Armani SpA contended that the claims in the Shandong Proceedings against all of the Shandong Defendants, and not just Armani SpA, fell within the arbitration agreement in the MA. Elan contended that the only contracting parties to the MA were Armani SpA (not its affiliates) and Elan.

The Court found that there was a strongly arguable case that Armani SpA and Elan had executed the MA on behalf of their affiliates and that they had express or implied authority to do so. Alternatively, Elan had to accept that the affiliates were parties to the MA because they had consented to Armani SpA’s application to have them joined into the Court proceedings as such. The Court applied the Fiona Trust approach and held that there was a very good argument that any dispute arising out of the MA where one of the parties is an affiliate of Armani SpA is covered by the arbitration clause.

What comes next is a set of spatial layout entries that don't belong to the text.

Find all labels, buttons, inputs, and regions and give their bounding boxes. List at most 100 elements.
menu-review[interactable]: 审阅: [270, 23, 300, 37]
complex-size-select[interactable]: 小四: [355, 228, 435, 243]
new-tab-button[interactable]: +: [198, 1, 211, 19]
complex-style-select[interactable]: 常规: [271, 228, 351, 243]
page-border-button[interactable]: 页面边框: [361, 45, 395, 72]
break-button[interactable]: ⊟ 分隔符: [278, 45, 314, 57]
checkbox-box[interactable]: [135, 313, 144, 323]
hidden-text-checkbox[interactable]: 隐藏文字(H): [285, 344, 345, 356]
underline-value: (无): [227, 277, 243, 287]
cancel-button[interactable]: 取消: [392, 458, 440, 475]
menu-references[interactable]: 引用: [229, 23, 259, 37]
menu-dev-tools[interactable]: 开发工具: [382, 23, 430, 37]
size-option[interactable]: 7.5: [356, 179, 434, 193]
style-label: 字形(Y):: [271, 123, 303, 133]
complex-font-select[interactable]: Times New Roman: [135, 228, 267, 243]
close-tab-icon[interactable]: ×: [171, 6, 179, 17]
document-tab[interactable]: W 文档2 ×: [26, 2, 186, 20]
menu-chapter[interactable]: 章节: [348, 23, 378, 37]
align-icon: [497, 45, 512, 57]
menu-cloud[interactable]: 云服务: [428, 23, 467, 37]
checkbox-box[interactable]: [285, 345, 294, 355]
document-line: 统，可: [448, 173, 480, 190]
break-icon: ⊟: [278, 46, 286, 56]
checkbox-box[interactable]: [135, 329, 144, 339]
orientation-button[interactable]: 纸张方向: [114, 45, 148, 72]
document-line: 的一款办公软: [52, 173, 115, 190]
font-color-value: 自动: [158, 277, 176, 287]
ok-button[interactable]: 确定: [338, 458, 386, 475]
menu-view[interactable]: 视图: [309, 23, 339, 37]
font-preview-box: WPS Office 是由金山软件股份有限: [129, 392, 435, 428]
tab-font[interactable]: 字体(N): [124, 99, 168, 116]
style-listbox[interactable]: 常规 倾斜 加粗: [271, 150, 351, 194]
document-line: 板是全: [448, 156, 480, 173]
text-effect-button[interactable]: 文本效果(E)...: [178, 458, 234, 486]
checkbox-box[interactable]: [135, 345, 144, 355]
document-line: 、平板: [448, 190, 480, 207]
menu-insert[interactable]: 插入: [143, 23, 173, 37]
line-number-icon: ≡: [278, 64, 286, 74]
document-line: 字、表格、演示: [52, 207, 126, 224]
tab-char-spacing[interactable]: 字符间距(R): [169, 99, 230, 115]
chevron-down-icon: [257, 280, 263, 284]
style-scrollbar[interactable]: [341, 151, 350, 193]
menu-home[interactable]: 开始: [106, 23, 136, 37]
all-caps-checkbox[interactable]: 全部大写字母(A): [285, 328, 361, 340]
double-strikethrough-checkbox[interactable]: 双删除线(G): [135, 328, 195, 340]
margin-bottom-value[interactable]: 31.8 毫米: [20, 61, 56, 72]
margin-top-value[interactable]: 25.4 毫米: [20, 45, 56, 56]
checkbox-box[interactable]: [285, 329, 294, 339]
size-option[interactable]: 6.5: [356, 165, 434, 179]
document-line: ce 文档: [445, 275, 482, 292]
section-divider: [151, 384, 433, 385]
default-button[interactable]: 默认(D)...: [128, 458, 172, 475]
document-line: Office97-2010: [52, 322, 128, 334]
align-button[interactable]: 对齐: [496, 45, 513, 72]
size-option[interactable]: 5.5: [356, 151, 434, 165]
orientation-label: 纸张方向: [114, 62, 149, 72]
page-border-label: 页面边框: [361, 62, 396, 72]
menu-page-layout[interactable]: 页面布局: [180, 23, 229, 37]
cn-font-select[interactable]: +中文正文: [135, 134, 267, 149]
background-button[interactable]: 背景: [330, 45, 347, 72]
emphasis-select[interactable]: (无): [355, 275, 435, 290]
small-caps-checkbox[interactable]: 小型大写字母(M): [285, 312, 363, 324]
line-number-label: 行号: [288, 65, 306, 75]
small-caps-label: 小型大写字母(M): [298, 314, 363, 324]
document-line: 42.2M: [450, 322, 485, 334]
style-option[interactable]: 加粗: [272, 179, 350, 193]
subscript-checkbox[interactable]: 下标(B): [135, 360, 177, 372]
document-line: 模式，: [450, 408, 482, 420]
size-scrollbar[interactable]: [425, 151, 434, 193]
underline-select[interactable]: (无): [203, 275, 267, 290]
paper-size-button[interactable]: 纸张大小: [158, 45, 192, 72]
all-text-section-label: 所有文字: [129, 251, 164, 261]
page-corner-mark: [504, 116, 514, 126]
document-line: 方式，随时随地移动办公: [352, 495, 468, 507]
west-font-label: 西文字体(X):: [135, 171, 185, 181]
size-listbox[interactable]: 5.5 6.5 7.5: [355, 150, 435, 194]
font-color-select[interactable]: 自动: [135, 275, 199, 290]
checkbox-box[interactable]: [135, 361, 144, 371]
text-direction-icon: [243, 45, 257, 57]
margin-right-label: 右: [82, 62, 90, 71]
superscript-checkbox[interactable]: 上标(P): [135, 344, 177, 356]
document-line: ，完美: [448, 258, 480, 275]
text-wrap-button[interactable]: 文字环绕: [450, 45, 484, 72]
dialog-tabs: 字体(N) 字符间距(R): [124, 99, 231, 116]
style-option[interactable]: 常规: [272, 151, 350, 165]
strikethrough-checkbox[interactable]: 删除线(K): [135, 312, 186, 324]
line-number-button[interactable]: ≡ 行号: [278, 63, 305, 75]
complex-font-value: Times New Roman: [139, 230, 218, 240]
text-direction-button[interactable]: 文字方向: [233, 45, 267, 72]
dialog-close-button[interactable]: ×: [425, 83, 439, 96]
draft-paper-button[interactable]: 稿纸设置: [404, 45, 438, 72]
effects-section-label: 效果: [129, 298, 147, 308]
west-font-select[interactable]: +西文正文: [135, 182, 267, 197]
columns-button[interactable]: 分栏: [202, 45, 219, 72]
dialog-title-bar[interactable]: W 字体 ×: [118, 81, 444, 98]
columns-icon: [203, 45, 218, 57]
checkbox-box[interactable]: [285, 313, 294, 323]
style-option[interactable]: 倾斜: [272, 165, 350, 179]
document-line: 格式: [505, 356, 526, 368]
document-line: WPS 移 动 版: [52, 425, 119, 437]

Elan contended that the tort claims in the Shandong Proceedings did not fall within the arbitration clause in the MA. The Court rejected this relying on the “breadth of the wording of [the arbitration agreement]” and the connection of the torts complained of in the Shandong Proceedings to the MA. The Court held that, even if the affiliates were not parties to the MA, applying the Fiona Trust principles and the wording of the MA, there was a good argument that Elan’s claims in the Shandong Proceedings against Armani SpA and its affiliates are covered by the arbitration agreement.

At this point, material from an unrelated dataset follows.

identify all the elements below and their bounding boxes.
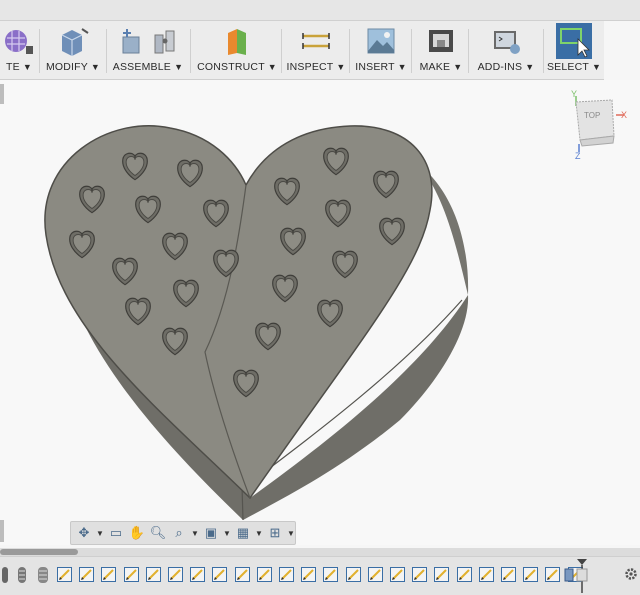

Accordingly, the Court concluded that it would be just and convenient to order the continuation of the anti-suit injunction and that there was no good reason not to enforce the arbitration agreement.

The Court (Deputy Judge Field) was careful to note that, by making the above order he meant no disrespect to the Shandong Court. The order was directed against Elan and not the Shandong Court. The Court clarified that the order was being made because it was strongly arguable that Elan had commenced the Shandong Proceedings in breach of the MA which was governed by the laws of Hong Kong.


This judgment demonstrates the consistent pro-arbitration approach of the Hong Kong Courts. The Courts will generally not construe arbitration clauses narrowly and limit their application only to contractual claims. Nevertheless, parties should recognise that a well-drafted arbitration clause is crucial in any agreement in order to prevent the risk of parallel foreign proceedings. The Court would not decline an anti-suit injunction to restrain foreign proceeding if there is a clear language to the contrary in the agreement, provided the injunction is sought promptly and before the foreign proceedings are too far advanced. Parties would need to show very good reason not to enforce an arbitration clause, as the Court would not readily disregard the effect of one.